Una vez más los infaustos miembros de la familia cubren las portadas de las revistas, y una anécdota veraz y truculenta surgida desde las entrañas de la población civil horroriza y coloca al público frente a una otredad difícil o imposible de comprender. Más allá del morbo que suele surgir de otras leyendas del asesinato serial, como las de Charles Manson, Ted Bundy y tantos otros, en este caso la historia habla del pasado reciente rioplatense, y de uno en el que aún quedan muchas heridas abiertas y sin cicatrizar. En este caso no es tanto la truculencia lo que llama la atención (el clan Puccio asesinaba con balas), sino otras puntas más incómodas, y el relato trae consigo elementos profundamente dolorosos, la impunidad, el abuso, la complicidad; por sobre todo presenta los inadmisibles esqueletos en el armario de una familia común y silvestre, buenos vecinos del barrio bonaerense San Isidro.

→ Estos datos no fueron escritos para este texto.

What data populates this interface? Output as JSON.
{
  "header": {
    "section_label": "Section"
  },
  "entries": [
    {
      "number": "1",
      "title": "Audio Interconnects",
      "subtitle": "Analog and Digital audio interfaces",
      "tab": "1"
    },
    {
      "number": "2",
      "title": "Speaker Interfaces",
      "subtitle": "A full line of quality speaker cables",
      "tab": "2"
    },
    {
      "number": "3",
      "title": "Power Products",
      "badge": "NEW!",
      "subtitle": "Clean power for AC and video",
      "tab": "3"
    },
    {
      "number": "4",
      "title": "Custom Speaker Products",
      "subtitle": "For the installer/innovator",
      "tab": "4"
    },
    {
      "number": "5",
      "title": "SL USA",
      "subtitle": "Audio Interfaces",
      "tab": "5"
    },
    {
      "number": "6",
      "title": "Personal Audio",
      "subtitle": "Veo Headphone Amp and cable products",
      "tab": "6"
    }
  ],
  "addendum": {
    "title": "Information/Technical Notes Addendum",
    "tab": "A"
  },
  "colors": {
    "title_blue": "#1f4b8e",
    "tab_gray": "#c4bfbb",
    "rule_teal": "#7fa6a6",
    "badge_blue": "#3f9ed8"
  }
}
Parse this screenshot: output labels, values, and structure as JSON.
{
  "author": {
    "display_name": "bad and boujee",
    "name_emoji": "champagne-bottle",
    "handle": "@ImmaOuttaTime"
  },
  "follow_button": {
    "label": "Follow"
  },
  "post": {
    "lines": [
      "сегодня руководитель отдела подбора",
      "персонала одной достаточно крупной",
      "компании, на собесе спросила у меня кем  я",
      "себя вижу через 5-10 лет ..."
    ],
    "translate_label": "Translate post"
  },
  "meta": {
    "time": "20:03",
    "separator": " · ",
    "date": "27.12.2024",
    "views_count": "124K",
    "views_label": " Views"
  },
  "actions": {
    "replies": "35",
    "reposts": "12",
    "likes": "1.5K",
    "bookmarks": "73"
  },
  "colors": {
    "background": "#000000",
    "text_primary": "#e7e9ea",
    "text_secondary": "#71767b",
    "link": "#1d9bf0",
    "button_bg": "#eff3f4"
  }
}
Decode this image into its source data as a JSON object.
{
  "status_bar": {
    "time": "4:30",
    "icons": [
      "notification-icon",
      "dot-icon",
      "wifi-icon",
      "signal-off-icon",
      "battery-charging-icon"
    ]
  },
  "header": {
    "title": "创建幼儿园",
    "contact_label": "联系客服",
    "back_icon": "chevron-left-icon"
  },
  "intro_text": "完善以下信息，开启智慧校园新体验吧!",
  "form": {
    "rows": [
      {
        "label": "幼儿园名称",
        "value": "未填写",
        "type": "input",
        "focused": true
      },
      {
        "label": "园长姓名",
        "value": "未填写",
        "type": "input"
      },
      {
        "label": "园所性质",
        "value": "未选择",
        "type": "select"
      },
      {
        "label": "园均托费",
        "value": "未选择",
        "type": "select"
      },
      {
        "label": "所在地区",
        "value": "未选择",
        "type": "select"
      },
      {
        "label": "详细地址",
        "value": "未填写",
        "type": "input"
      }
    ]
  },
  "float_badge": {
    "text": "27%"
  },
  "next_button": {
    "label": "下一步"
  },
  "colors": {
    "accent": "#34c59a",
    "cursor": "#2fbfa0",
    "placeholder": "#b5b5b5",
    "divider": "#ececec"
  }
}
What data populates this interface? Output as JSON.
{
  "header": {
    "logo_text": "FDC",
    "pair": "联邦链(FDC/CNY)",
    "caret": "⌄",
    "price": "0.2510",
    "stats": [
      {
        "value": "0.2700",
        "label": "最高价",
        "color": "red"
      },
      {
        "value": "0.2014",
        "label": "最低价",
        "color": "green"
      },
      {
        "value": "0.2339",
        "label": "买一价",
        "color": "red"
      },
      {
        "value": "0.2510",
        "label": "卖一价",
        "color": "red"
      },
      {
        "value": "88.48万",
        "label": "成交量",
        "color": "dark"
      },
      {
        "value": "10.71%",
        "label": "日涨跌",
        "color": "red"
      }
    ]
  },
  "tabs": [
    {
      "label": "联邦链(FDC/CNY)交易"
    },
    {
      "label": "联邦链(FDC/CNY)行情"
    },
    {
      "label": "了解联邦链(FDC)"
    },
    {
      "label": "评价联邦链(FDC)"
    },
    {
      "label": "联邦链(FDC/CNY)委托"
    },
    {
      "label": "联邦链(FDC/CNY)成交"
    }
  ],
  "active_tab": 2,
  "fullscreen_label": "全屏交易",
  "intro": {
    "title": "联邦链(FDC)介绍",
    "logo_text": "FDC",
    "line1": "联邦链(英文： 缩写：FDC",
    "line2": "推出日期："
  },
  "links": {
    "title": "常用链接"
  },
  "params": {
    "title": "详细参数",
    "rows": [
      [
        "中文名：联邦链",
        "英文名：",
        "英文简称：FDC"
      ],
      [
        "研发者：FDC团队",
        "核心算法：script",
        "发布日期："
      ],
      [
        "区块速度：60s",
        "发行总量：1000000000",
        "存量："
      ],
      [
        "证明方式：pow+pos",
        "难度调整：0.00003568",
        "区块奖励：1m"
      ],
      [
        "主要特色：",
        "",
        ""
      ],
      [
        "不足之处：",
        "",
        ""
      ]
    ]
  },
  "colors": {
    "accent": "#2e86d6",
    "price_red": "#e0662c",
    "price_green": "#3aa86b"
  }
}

Arquímedes fue padre de familia, contador, abogado, agente de la Secretaría de Inteligencia del Estado (Side) e integrante de la Triple A (Alianza Anticomunista Argentina), y si bien fue uno de los tantos secuestradores que durante la dictadura pidieron dinero a cambio de liberar a sus víctimas, su historia difiere en que él mantenía a los secuestrados en su propia casa, haciendo partícipe de sus procedimientos a su propia familia. Se sabe que varios de los secuestrados permanecieron encadenados y encapuchados en su baño o en el sótano; Arquímedes incluso llegó a acondicionar este último, con la idea de alquilárselo a otros secuestradores. Cuando el arresto de Arquímedes, trascendió que dos de sus hijos varones, Alejandro y Daniel, también habían participado en los secuestros.
Durante la dictadura, las fuerzas armadas contaban con paramilitares civiles que los ayudaban a asesinar opositores, cometer secuestros, perseguir oponentes políticos y brindar inteligencia. Con la llegada de la democracia se generó lo que dio en llamarse “mano de obra desocupada”; individuos que no pertenecían a las filas militares, ya que eran puntualmente contratados, y que sólo sabían hacer eso: secuestrar, asesinar y lindezas por el estilo. Sin trabajo, se dedicaron a los secuestros por cuenta propia: entre ellos figuraron la banda de Aníbal Gordon y el clan Puccio.
Fueron cuatro los secuestros conocidos de empresarios en los que participó el clan, los de Ricardo Manoukián, Eduardo Aulet, Emilio Naum y Nélida Bollini. Manoukián tenía 23 años y era amigo de Alejandro, quien lo entregó en bandeja a su padre. Luego de cobrar el rescate de 500 mil dólares, lo ejecutaron con tres balazos en la cabeza. A Aulet, entregado por un familiar, ya lo habían eliminado incluso antes de cobrar los 150 mil dólares del rescate. El secuestro de Naum falló, al querer resistirse, uno de los secuestradores lo mató de un tiro. El último, el de Bollini, fue el que llevaría finalmente a los Puccio a prisión: fueron señalados por el hermano de Manoukián, quien había estudiado sus pasos durante años; la policía los investigó, grabó sus llamadas telefónicas y los arrestó con las manos en la masa y su víctima en el sótano, que aún seguía con vida luego de más de treinta días de cautiverio.
Quizá lo más siniestro, lo ciertamente ominoso del caso, es el choque de la fachada y la realidad. Los Puccio aparentaban ser gente amigable, una familia “ejemplar” de San Isidro, con un matrimonio que iba a misa, hijos estudiantes o jugadores de rugby. Cuando los detuvieron, muchos vecinos aseguraron que no era posible, que debían de haberlos incriminado, e incluso los compañeros del equipo de Los Pumas insistieron en la inocencia de Alejandro. Pero cuando el caso fue a tribunales los peritos establecieron que, por la estructura de la casa, era imposible que los otros miembros de la familia no supieran lo que ocurría, por lo que todos compartían cierto grado de complicidad. Otro aspecto chocante es cómo los Puccio se aprovecharon de la relación de amistad con sus víctimas: Arquímedes conocía bien a Naum y así fue que lo abordó, Alejandro entregaría a su amigo Manoukián para su secuestro y posterior asesinato.
Si bien el término “clan” refiere a varias familias con un tronco común, en este caso la familia fue una sola, de siete integrantes. Pero el vocablo suena pertinente si se piensa en que los Puccio obraban, más que con la dinámica de una familia convencional integrada a la sociedad, con una lógica de animales salvajes, o con la ética propia de los clanes bárbaros medievales, donde todo vale, siempre y cuando juegue a favor de los de dentro.